Le réalisateur Saeed Roustayi connaît ses classiques, mais se garde bien de les exhiber comme des trophées ou d’aligner les références. Il nous entraîne dans les coulisses d’un système hautement répressif où chaque citoyen est un suspect potentiel. Dès lors, il efface la lisière ténue qui sépare le Bien du Mal, en s’attachant à un flic que ses méthodes vont peu à peu faire basculer de l’autre côté. Dans sa seconde partie, La loi de Téhéran met en scène une justice implacable que la paranoïa aiguë du régime a prise à son propre piège en engorgeant les prétoires de suspect interpellés pour un oui pour un non. Là, le spectacle est inouï, tant la notion même d’individu se trouve dissoute dans le spectacle de cette foule trop grouillante pour être tout à fait coupable. La mise en scène est prodigieuse d’inventivité et souligne par son point de vue l’inanité de la situation dans une atmosphère de bruit et de fureur qui fait flamber les décibels. Elle nous fait sentir par ailleurs à quel point la justice peut être submergée et combien le châtiment peut être aussi proche qu’aléatoire…






La présence du cinéma iranien dans les festivals internationaux à travers des personnalités aussi emblématiques que les réalisateurs Jafar Panahi ou Asghar Farhadi a pu occulter l’existence d’un cinéma plus commercial qui n’a pas nécessairement pour fonction unique de distraire. La loi de Téhéran nous permet de découvrir une facette ignorée de ce cinéma, en nous révélant un metteur en scène qui utilise les ressources du film de genre pour porter un regard perçant -et l’homophonie est délibérée !- sur une société répressive sinon totalitaire. Il procède pour cela à une radiographie percutante de deux de ses piliers : la police et la justice. Le plus étonnant est que La loi de Téhéran ne se déroule pas dans des espaces clos ou à bord d’une voiture, comme tant de films iraniens dont les dialogues ont été ajoutés a posteriori pour déjouer la censure. Ici, la critique passe à la fois par des scènes de foule spectaculaires et des confrontations verbales assumées. Ce qui s’y dit s’avère pourtant d’une audace surprenante qui laisse planer un doute sur l’objectif véritable de ce film d’une habileté diabolique dont le caractère spectaculaire dissimule sans doute de plus noirs desseins.

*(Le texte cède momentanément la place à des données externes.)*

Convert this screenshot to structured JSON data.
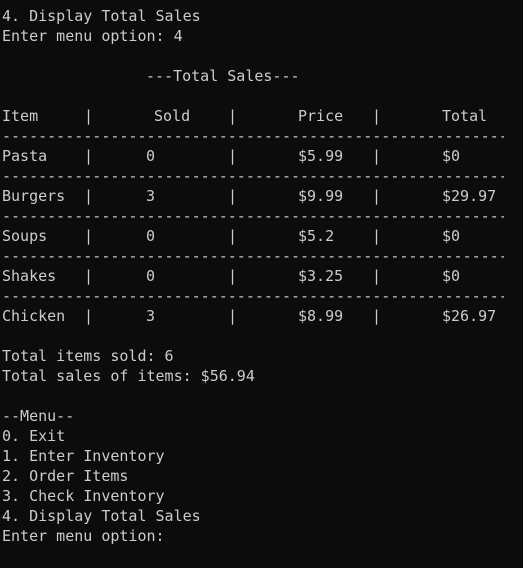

La loi de Téhéran est la radiographie d’un système répressif confronté à sa propre impuissance. À travers le sort d’un flic aux méthodes jugées trop expéditives, c’est les institutions iraniennes dans leur globalité que Saeed Roustayi met sur le banc des accusés. Comme si l’obsession du régime à faire taire les voix discordantes et à sanctionner les moindres écarts le menaient à cette situation absurde qui consiste à remplir les prisons sans fin. Ce film montre une facette ignorée d’un pays dont la censure nous empêche de connaître la vie quotidienne. Il lève un coin du voile avec un esprit critique d’une audace percutante. Quitte à instiller un doute dans notre esprit d’Occidentaux biberonnés aux vertus démocratiques. Si ce capharnaüm est ainsi exposé à notre regard sans censure apparente, c’est que le régime des Mollahs en assume et même en revendique l’existence. C’est toute l’ambiguïté du message de ce brûlot percutant. Faut-il voir dans ce spectacle une volonté délibérée de nous adresser un avertissement ? Une question parmi toutes celles que pose ce film choc qui a en tout cas le mérite de révéler un réalisateur surdoué.